The blast of light from the dying star in a distant galaxy became the focus of astronomers on April 27, according to NASA's Goddard Space Flight Center in Greenbelt, Md. The explosion provided never before seen details captured by a trio of NASA satellites, including NASA's Swift satellite, the Fermi Gamma Ray Space Telescope, and ground-based robotic telescopes.
"We suddenly saw a gamma ray burst that was extremely bright — a monster gamma ray burst," said co-author Daniele Malesani, an astrophysicist at the Niels Bohr Institute at the University of Copenhagen in Denmark. "This was one of the most powerful gamma ray bursts we have ever observed with the Swift satellite."

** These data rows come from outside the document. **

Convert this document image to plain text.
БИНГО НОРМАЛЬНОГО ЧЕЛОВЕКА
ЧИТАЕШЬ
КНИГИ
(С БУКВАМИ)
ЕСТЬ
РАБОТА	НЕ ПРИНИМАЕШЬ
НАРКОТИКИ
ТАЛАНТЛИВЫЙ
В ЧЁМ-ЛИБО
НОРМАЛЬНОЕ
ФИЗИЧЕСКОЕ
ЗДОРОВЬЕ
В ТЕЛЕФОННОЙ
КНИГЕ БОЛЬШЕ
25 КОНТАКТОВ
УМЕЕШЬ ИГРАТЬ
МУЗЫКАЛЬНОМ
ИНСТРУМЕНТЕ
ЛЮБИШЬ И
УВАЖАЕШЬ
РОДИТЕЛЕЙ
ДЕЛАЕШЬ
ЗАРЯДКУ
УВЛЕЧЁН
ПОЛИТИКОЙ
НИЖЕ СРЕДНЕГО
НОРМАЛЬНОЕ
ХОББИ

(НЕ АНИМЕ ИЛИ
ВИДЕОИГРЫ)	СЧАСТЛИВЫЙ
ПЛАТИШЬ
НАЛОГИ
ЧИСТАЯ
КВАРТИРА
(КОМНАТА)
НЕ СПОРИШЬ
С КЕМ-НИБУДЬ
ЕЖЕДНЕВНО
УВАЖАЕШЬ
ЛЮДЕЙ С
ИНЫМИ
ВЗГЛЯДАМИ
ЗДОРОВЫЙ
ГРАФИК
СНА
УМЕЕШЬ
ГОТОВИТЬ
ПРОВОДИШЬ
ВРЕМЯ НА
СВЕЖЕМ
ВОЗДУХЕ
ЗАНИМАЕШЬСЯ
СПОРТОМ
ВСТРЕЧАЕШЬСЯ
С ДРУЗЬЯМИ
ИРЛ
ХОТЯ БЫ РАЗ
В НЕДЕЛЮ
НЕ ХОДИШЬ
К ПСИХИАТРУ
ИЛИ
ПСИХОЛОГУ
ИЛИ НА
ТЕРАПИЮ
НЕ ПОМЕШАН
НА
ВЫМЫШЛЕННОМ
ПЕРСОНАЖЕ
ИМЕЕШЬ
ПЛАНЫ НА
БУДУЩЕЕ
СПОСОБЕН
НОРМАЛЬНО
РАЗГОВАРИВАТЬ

Gamma ray bursts are relatively rare phenomena, but the study of their behavior under extreme conditions allows researchers to continue to understand the laws of physics.
"We expect to see an event like this only once or twice a century, so we're fortunate it happened when we had the appropriate collection of sensitive space telescopes with complementary capabilities available to see it," said Paul Hertz, director of NASA's Astrophysics Division.
The details of GRB 130427A have challenged current theories of how gamma ray bursts work, according to NASA.
"We normally detect GRBs at great distance, meaning they usually appear quite faint. In this case the burst happened only a quarter of the way across the universe, meaning it was very bright," said Paul O'Brien, a professor in the University of Leicester's Department of Physics and Astronomy. "On this occasion, a powerful supernova was also produced, something we have not recorded before alongside a powerful gamma ray burst and we will now be seeking to understand this occurrence."
An animation shows the most common type of gamma ray burst thought to occur when a massive star collapses, forms a black hole and blasts particle jets outward at nearly the speed of light. A Fermi image of the gamma ray burst designated GRB 130427A ends the sequence.